1248 yılında inşaatına başlanan ve 1880 yılında tamamlanan UNESCO koruması altında olan Köln Katedrali yoğun bir ziyaretçi trafiğine sahip. Dış mimarisi ile sizi etkisi altına alan bu olağanüstü katedral 157 metre yüksekliğe sahip. Olur da bu güzel katedralin en tepesine çıkıp bir fotoğraf çektirmek isterseniz 500 basamağı tırmanacak enerji ve nefese sahip olmanız gerekiyor.
İçeri girdiğiniz anda sizi etkileyen Köln Katedrali gotik yapısı ile sizi büyüleyecek nitelikte.
Ağzınızın suyunu akıtacak tatlı bir geziye hayır diyemezsiniz. Köln’de ren nehirinin hemen kıyısında bulunan Köln Çikolata müzesi size çikolatanın tarihini ve nasıl yapıldığını çok iyi anlatıyor.

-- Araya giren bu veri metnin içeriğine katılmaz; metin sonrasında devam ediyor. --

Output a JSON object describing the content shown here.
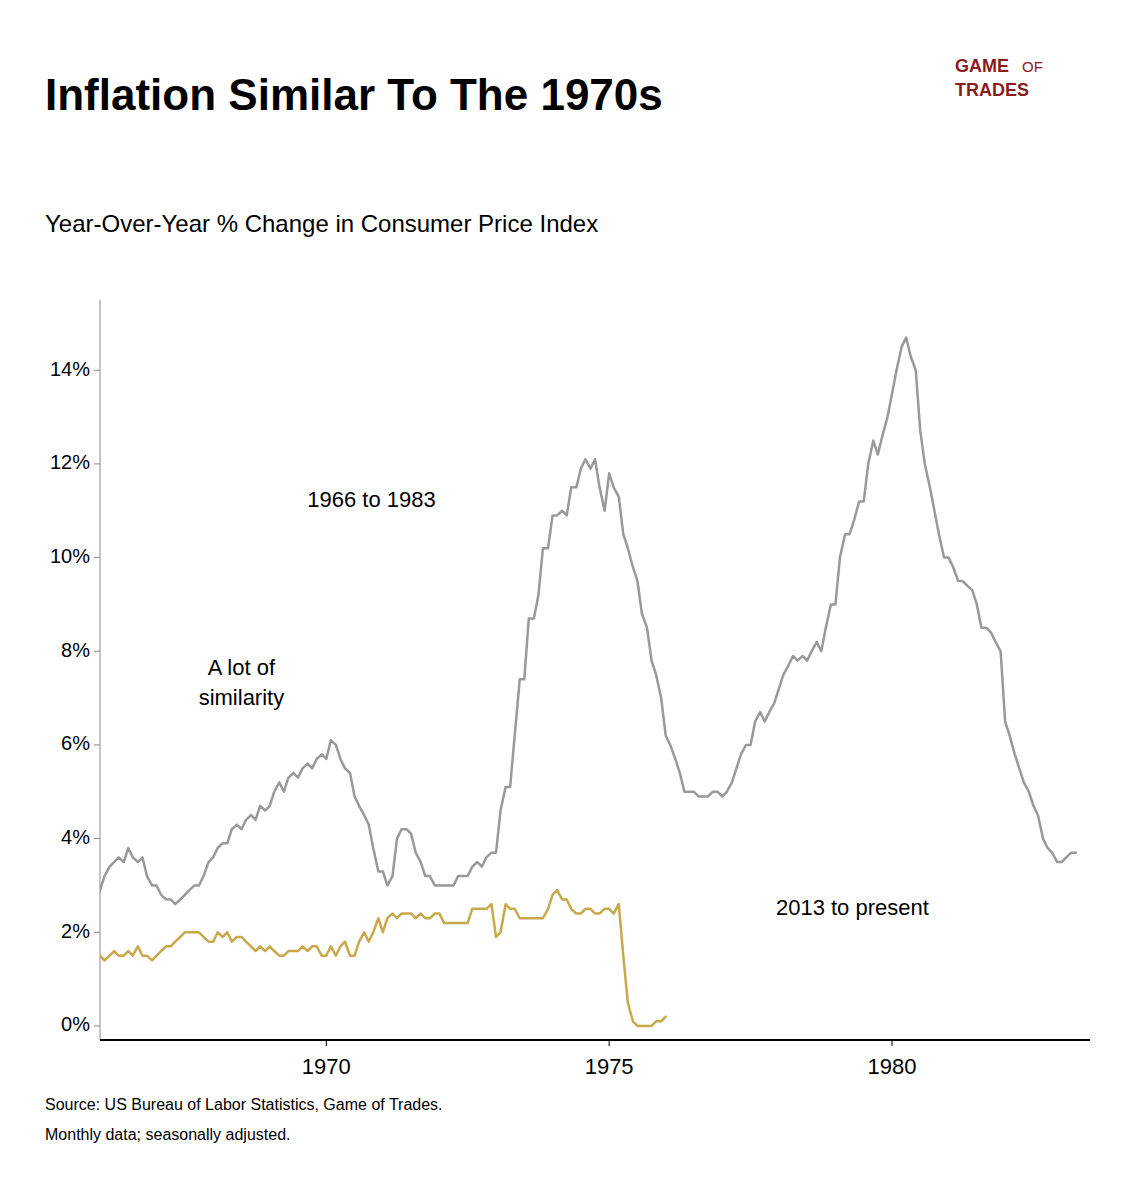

Hatta turun finalinde orada yapılan çikolataları tatmanız ve satın almanız mümkün.
Köln’ün bir başka simgesi. Hohenzollern Köprüsü’nde değişik bir ritüel ile tanışın. Aşkınız için bir kilitte siz takın ve Köln’de aşkınız için bir sembolünüz olsun. Hohenzollern Köprüsü’ndeki hediyelik eşyacılarda bulabileceğiniz çeşit çeşit kilitler ile farklı bir aşk sembolü ile aşkınızı yeniden tazeleyin.
Kolonyayı biz Türkler buldu sananların yanıldığını söylememiz gerekiyor. Çünkü Kolonya 1792 yılından bu yana Köln’de No 4711’de üretiliyor. Köln’.e gidipte Kolonya almadan dönmeyin.
Köln insanı güneşi gördüğü anda kendisini Ren kıyılarındaki yeşilliklere, parklara ve mekanlara atar. Şehrin tüm güzelliğini izleyebileceğiniz Ren tekne turları ile tarihi yapıları, şehrin enerjisini ve insanlarını uzaktan izleyin.